To decant a wine like this you need to plan ahead. If the bottle is resting horizontally in the rack, place it upright for 48 hours in a quiet room to allow the sediment to reach the bottom. When pouring the wine into the decanter do it slowly and place a source of light such as a candle behind the neck of the bottle so you can see through. You should stop pouring the moment you see the sediment gathering at the neck. There will still be some wine leftover in the bottle but a worthy price to pay to get rid of those ugly dregs.
This is when decanting your wine gets trickier. The purpose of aeration is to let the wine breathe, and with that I mean, to leave the wine in contact with oxygen. We want to allow as much wine to be in contact with the air as possible, which is why a good wine decanter has a wide base. But how do you know when a wine needs aeration? Well, the truth is not even wine experts can agree on this. At the end of the day, it’s a matter of personal taste.
The science behind decanting is, fortunately, easy to make sense of. When oxygen interacts with the compounds found in wine, change, and become softer. If there are some volatile compounds which give an unpleasant smell, these should evaporate too.
As a rule of thumb, young red wines, especially those that are full-bodied, can benefit from aeration in a decanter to soften aggressive tannins. Wines that are acidic or high in alcohol can mellow too. Natural wines, those with little intervention during the winemaking process and which have little or no added sulphur, can smell funky, so decanting will help dissipate these aromas.

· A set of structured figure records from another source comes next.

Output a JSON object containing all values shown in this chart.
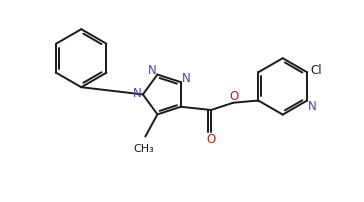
{
  "background_color": "#ffffff",
  "line_color": "#1a1a1a",
  "n_color": "#4444aa",
  "o_color": "#aa2222",
  "line_width": 1.4,
  "font_size": 8.5,
  "figsize": [
    3.64,
    2.03
  ],
  "dpi": 100,
  "xlim": [
    0,
    9.0
  ],
  "ylim": [
    0,
    5.0
  ]
}
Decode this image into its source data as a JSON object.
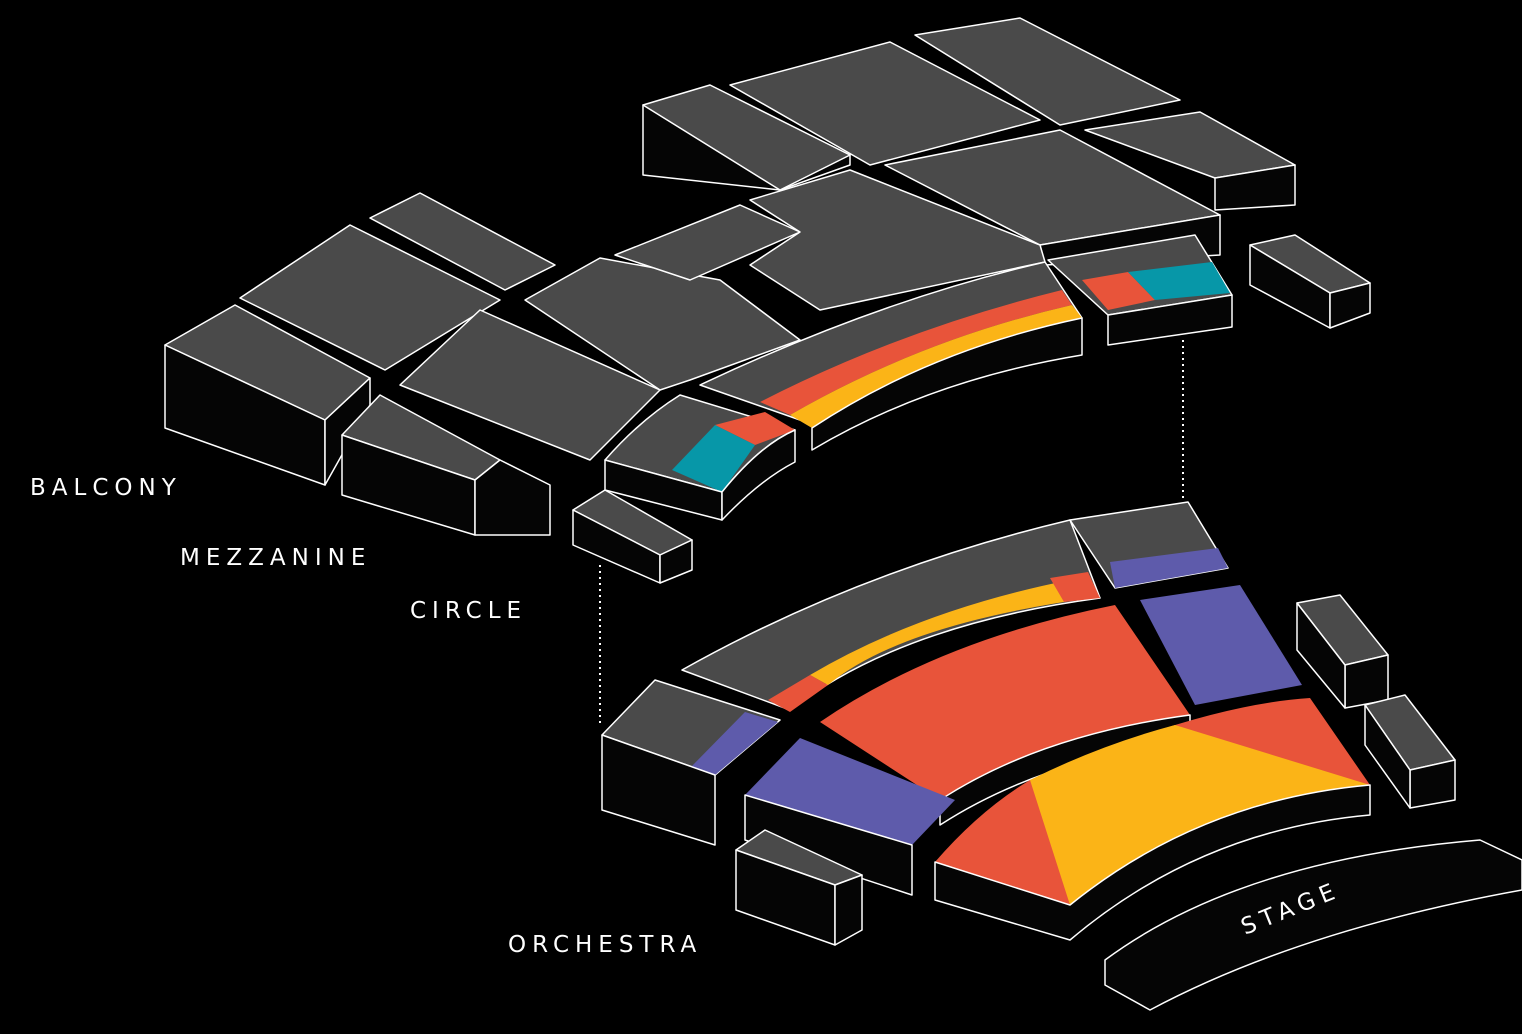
{
  "levels": [
    {
      "label": "BALCONY"
    },
    {
      "label": "MEZZANINE"
    },
    {
      "label": "CIRCLE"
    },
    {
      "label": "ORCHESTRA"
    }
  ],
  "stage": {
    "label": "STAGE"
  }
}
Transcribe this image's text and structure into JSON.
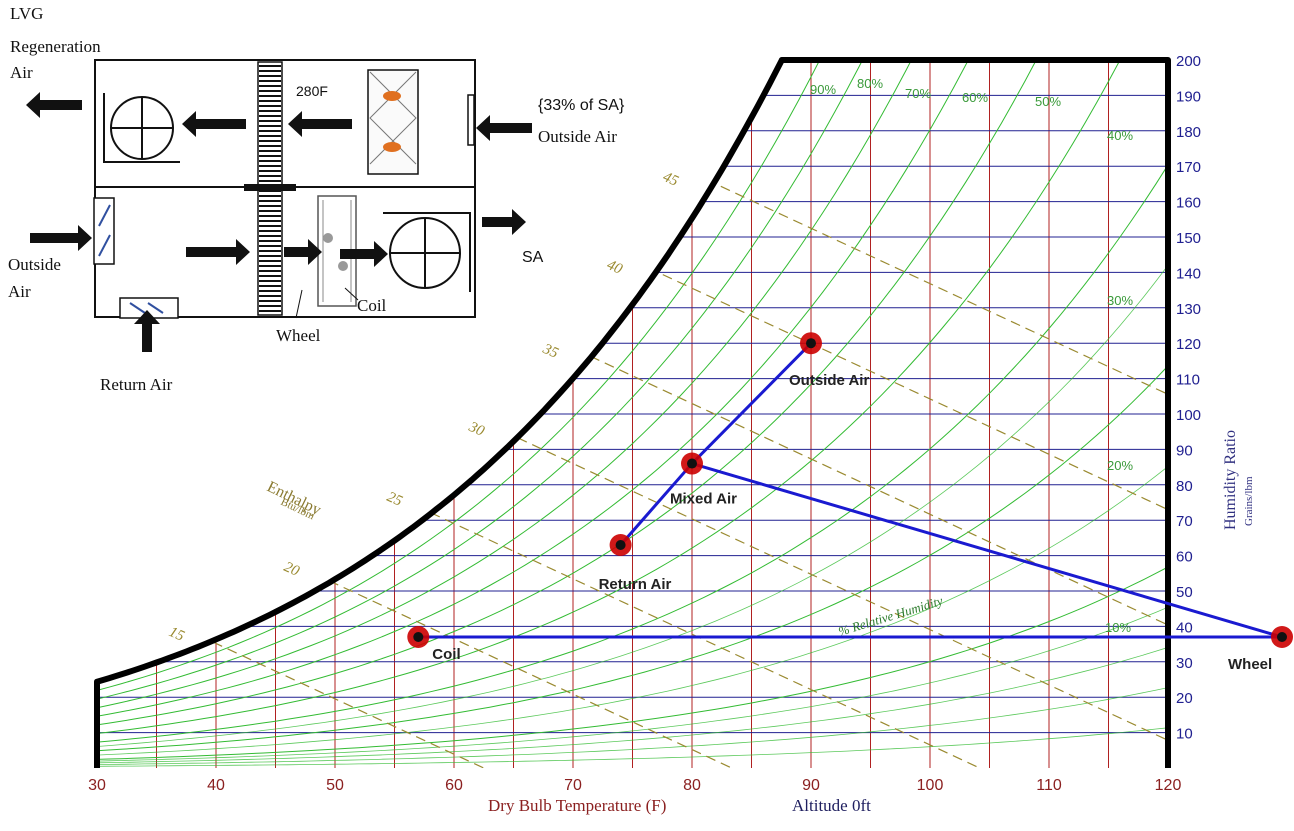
{
  "chart_data": {
    "type": "psychrometric",
    "xlabel": "Dry Bulb Temperature  (F)",
    "ylabel": "Humidity Ratio",
    "ylabel_units": "Grains/lbm",
    "altitude": "Altitude 0ft",
    "xlim": [
      30,
      120
    ],
    "ylim": [
      0,
      200
    ],
    "x_ticks": [
      30,
      40,
      50,
      60,
      70,
      80,
      90,
      100,
      110,
      120
    ],
    "y_ticks": [
      10,
      20,
      30,
      40,
      50,
      60,
      70,
      80,
      90,
      100,
      110,
      120,
      130,
      140,
      150,
      160,
      170,
      180,
      190,
      200
    ],
    "grid": true,
    "enthalpy_label": "Enthalpy",
    "enthalpy_units": "Btu/lbm",
    "enthalpy_lines": [
      15,
      20,
      25,
      30,
      35,
      40,
      45
    ],
    "rh_label": "% Relative Humidity",
    "rh_lines": [
      "10%",
      "20%",
      "30%",
      "40%",
      "50%",
      "60%",
      "70%",
      "80%",
      "90%"
    ],
    "points": [
      {
        "label": "Outside Air",
        "x": 90,
        "y": 120
      },
      {
        "label": "Mixed Air",
        "x": 80,
        "y": 86
      },
      {
        "label": "Return Air",
        "x": 74,
        "y": 63
      },
      {
        "label": "Coil",
        "x": 57,
        "y": 37
      },
      {
        "label": "Wheel",
        "x": 130,
        "y": 37
      }
    ],
    "process_lines": [
      [
        "Return Air",
        "Mixed Air"
      ],
      [
        "Mixed Air",
        "Outside Air"
      ],
      [
        "Mixed Air",
        "Wheel"
      ],
      [
        "Coil",
        "Wheel"
      ]
    ],
    "colors": {
      "process": "#1a1ad0",
      "point": "#cc0000",
      "grid_v": "#b02020",
      "grid_h": "#202090",
      "rh": "#33bb33",
      "enthalpy": "#9a8a30",
      "axis_x_text": "#8b2020",
      "axis_y_text": "#202090"
    }
  },
  "schematic": {
    "lvg_label": [
      "LVG",
      "Regeneration",
      "Air"
    ],
    "temp_label": "280F",
    "sa_pct_label": "{33% of SA}",
    "outside_air_top": "Outside Air",
    "sa_label": "SA",
    "outside_air_left": [
      "Outside",
      "Air"
    ],
    "coil_label": "Coil",
    "wheel_label": "Wheel",
    "return_air_label": "Return Air"
  }
}
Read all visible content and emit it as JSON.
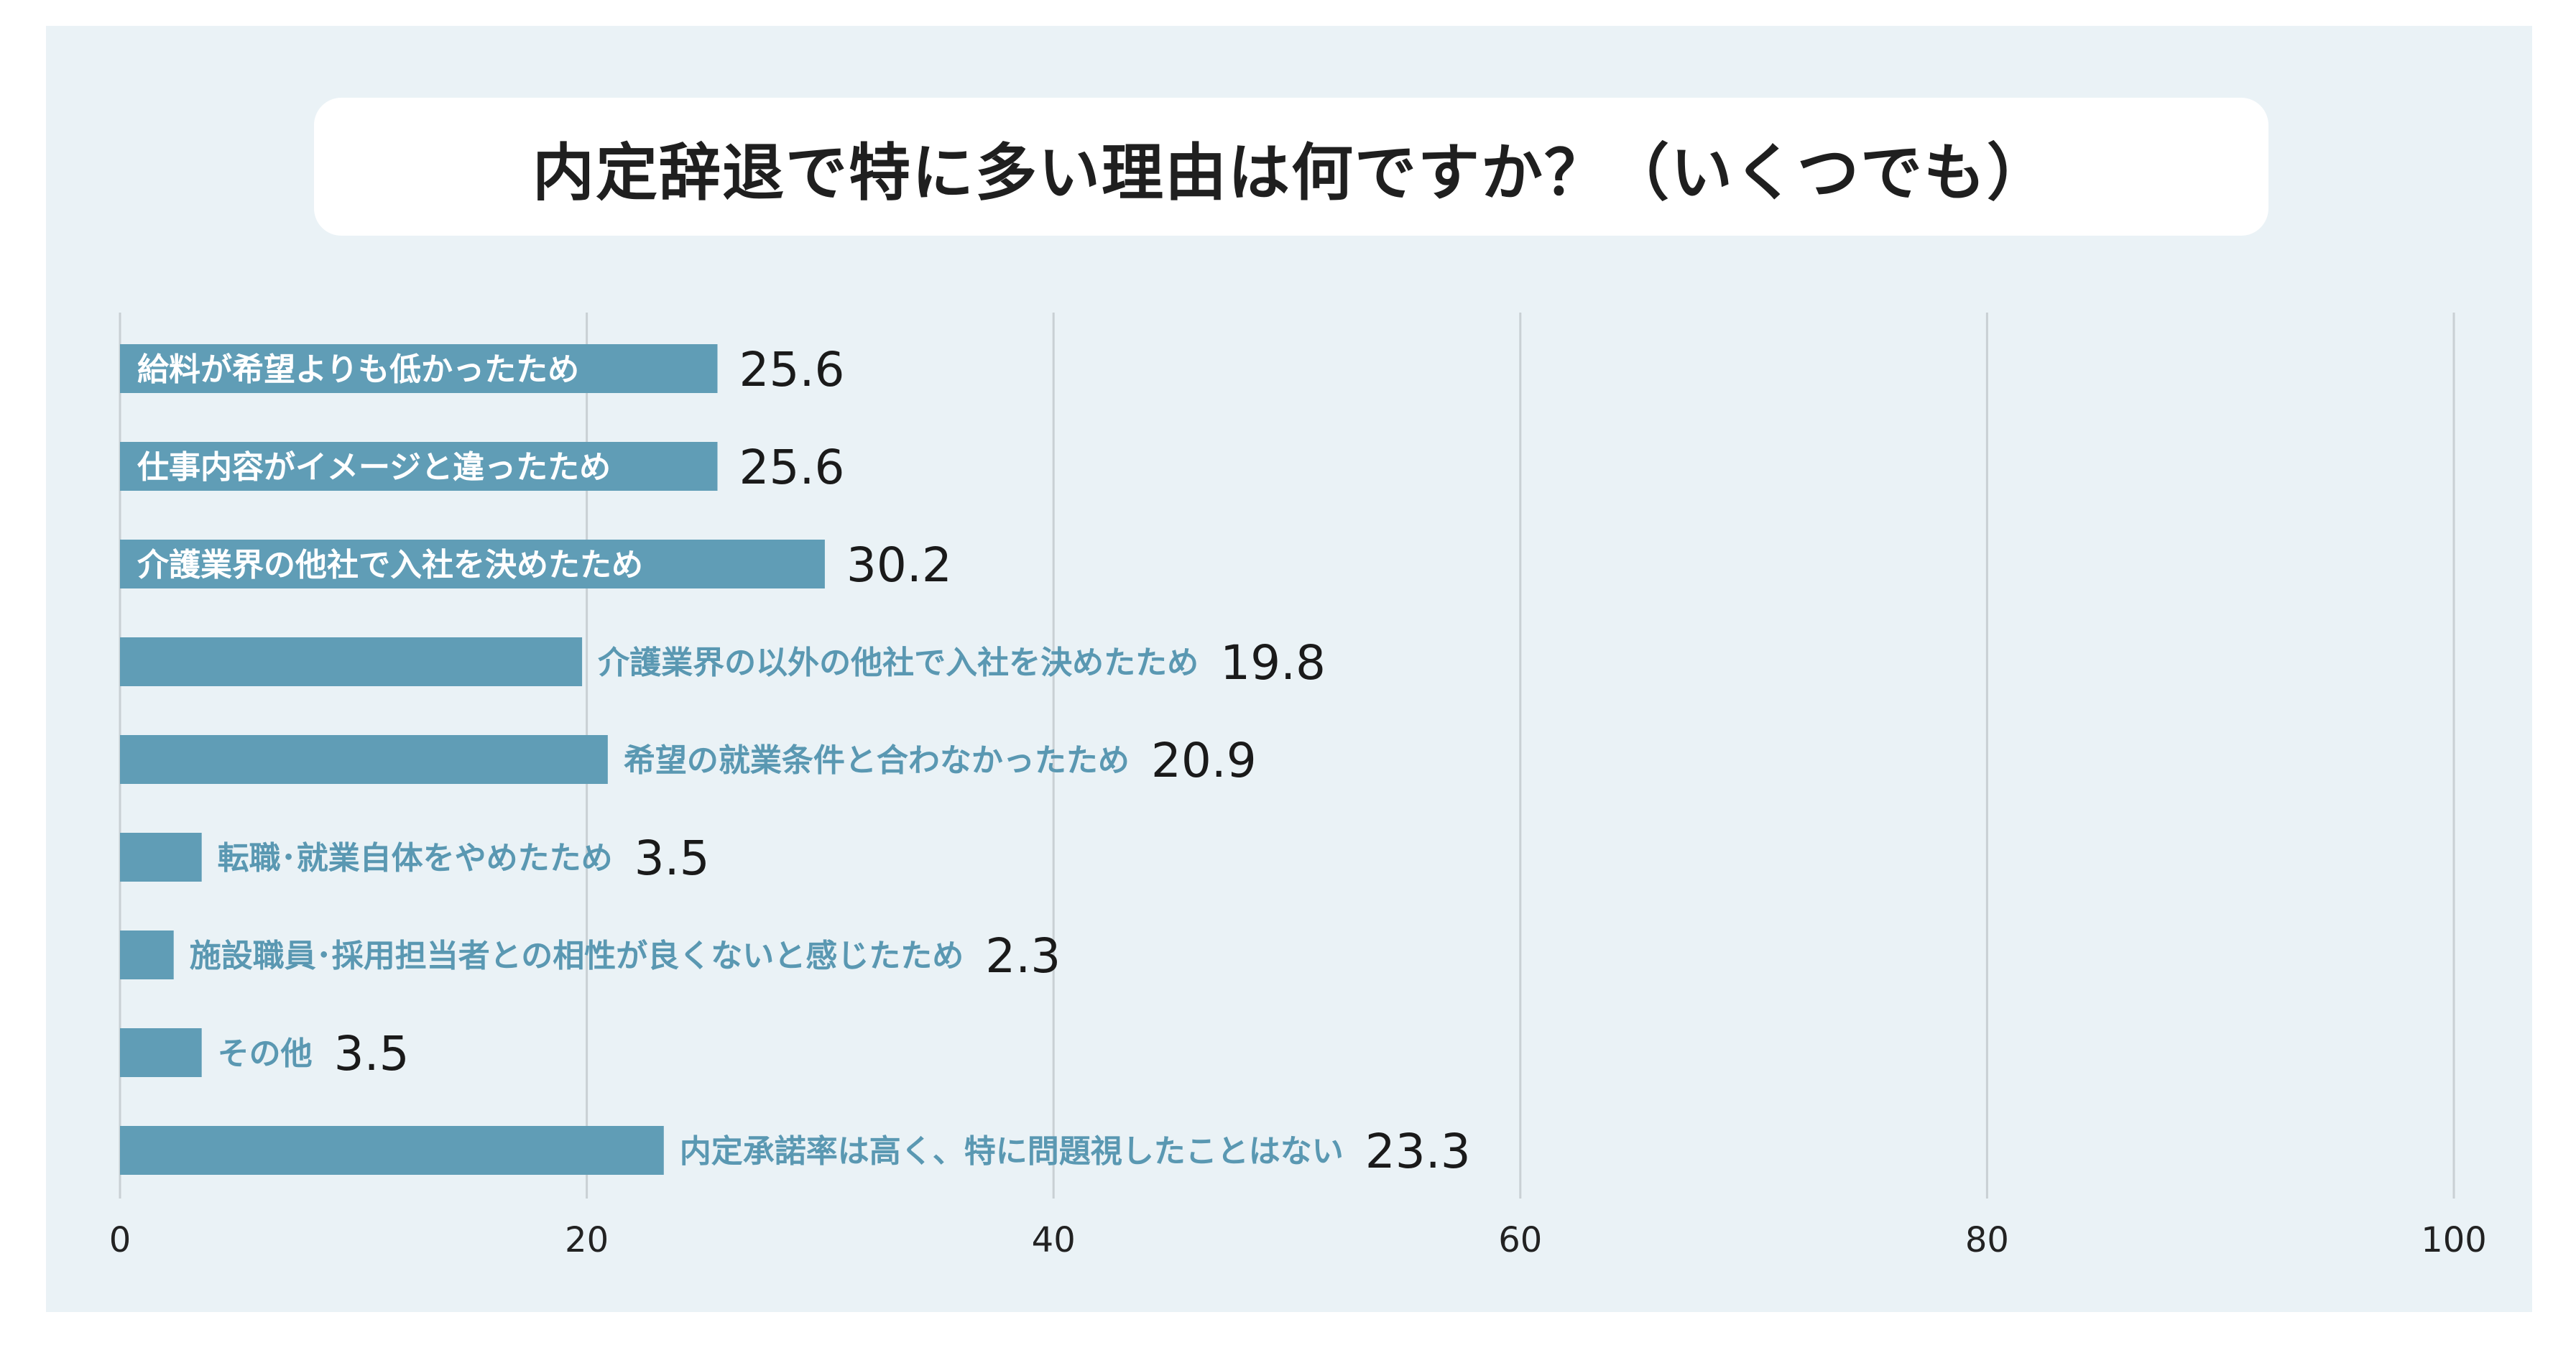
{
  "chart_data": {
    "type": "bar",
    "orientation": "horizontal",
    "title": "内定辞退で特に多い理由は何ですか？（いくつでも）",
    "categories": [
      "給料が希望よりも低かったため",
      "仕事内容がイメージと違ったため",
      "介護業界の他社で入社を決めたため",
      "介護業界の以外の他社で入社を決めたため",
      "希望の就業条件と合わなかったため",
      "転職･就業自体をやめたため",
      "施設職員･採用担当者との相性が良くないと感じたため",
      "その他",
      "内定承諾率は高く、特に問題視したことはない"
    ],
    "values": [
      25.6,
      25.6,
      30.2,
      19.8,
      20.9,
      3.5,
      2.3,
      3.5,
      23.3
    ],
    "value_labels": [
      "25.6",
      "25.6",
      "30.2",
      "19.8",
      "20.9",
      "3.5",
      "2.3",
      "3.5",
      "23.3"
    ],
    "xlim": [
      0,
      100
    ],
    "xticks": [
      "0",
      "20",
      "40",
      "60",
      "80",
      "100"
    ],
    "xlabel": "",
    "ylabel": "",
    "grid": true,
    "colors": {
      "bar": "#609db6",
      "label_outside": "#5a98b2",
      "panel": "#eaf2f6"
    }
  }
}
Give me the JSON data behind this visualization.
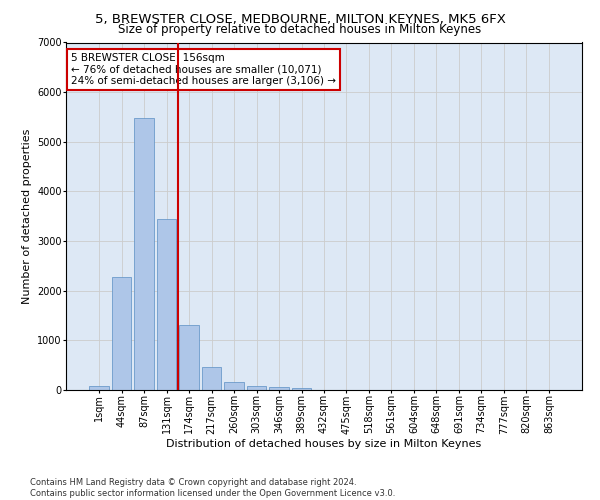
{
  "title": "5, BREWSTER CLOSE, MEDBOURNE, MILTON KEYNES, MK5 6FX",
  "subtitle": "Size of property relative to detached houses in Milton Keynes",
  "xlabel": "Distribution of detached houses by size in Milton Keynes",
  "ylabel": "Number of detached properties",
  "footer_line1": "Contains HM Land Registry data © Crown copyright and database right 2024.",
  "footer_line2": "Contains public sector information licensed under the Open Government Licence v3.0.",
  "annotation_title": "5 BREWSTER CLOSE: 156sqm",
  "annotation_line1": "← 76% of detached houses are smaller (10,071)",
  "annotation_line2": "24% of semi-detached houses are larger (3,106) →",
  "bar_labels": [
    "1sqm",
    "44sqm",
    "87sqm",
    "131sqm",
    "174sqm",
    "217sqm",
    "260sqm",
    "303sqm",
    "346sqm",
    "389sqm",
    "432sqm",
    "475sqm",
    "518sqm",
    "561sqm",
    "604sqm",
    "648sqm",
    "691sqm",
    "734sqm",
    "777sqm",
    "820sqm",
    "863sqm"
  ],
  "bar_values": [
    75,
    2280,
    5470,
    3440,
    1310,
    470,
    155,
    90,
    65,
    35,
    0,
    0,
    0,
    0,
    0,
    0,
    0,
    0,
    0,
    0,
    0
  ],
  "bar_color": "#aec6e8",
  "bar_edge_color": "#5a8fc4",
  "vline_color": "#cc0000",
  "ylim": [
    0,
    7000
  ],
  "yticks": [
    0,
    1000,
    2000,
    3000,
    4000,
    5000,
    6000,
    7000
  ],
  "grid_color": "#cccccc",
  "bg_color": "#dde8f5",
  "annotation_box_color": "#cc0000",
  "title_fontsize": 9.5,
  "subtitle_fontsize": 8.5,
  "ylabel_fontsize": 8,
  "xlabel_fontsize": 8,
  "tick_fontsize": 7,
  "annotation_fontsize": 7.5,
  "footer_fontsize": 6
}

In my opinion, if you’re in doubt, decant. There’s no harm in doing so unless it’s a bottle of old and fragile wine. The time a wine must be decanted for can’t be generalised and can only be guessed. Before decanting taste the wine from the bottle and if you’re happy, don’t decant. If you think the wine is not at its best, decant for 30 minutes and taste again. If you’re still unhappy, wait for another 30 minutes. Some wines might need a longer time to breathe, but tasting its evolution over time is part of the magic of drinking wine, so enjoy it!
Wine served in a decanter might be easier and safer to pour from so your tablecloth will surely appreciate it. If you’re throwing a dinner party with friends I suggest you also leave the empty bottle on the table so that everyone can see and take note of what they’re drinking.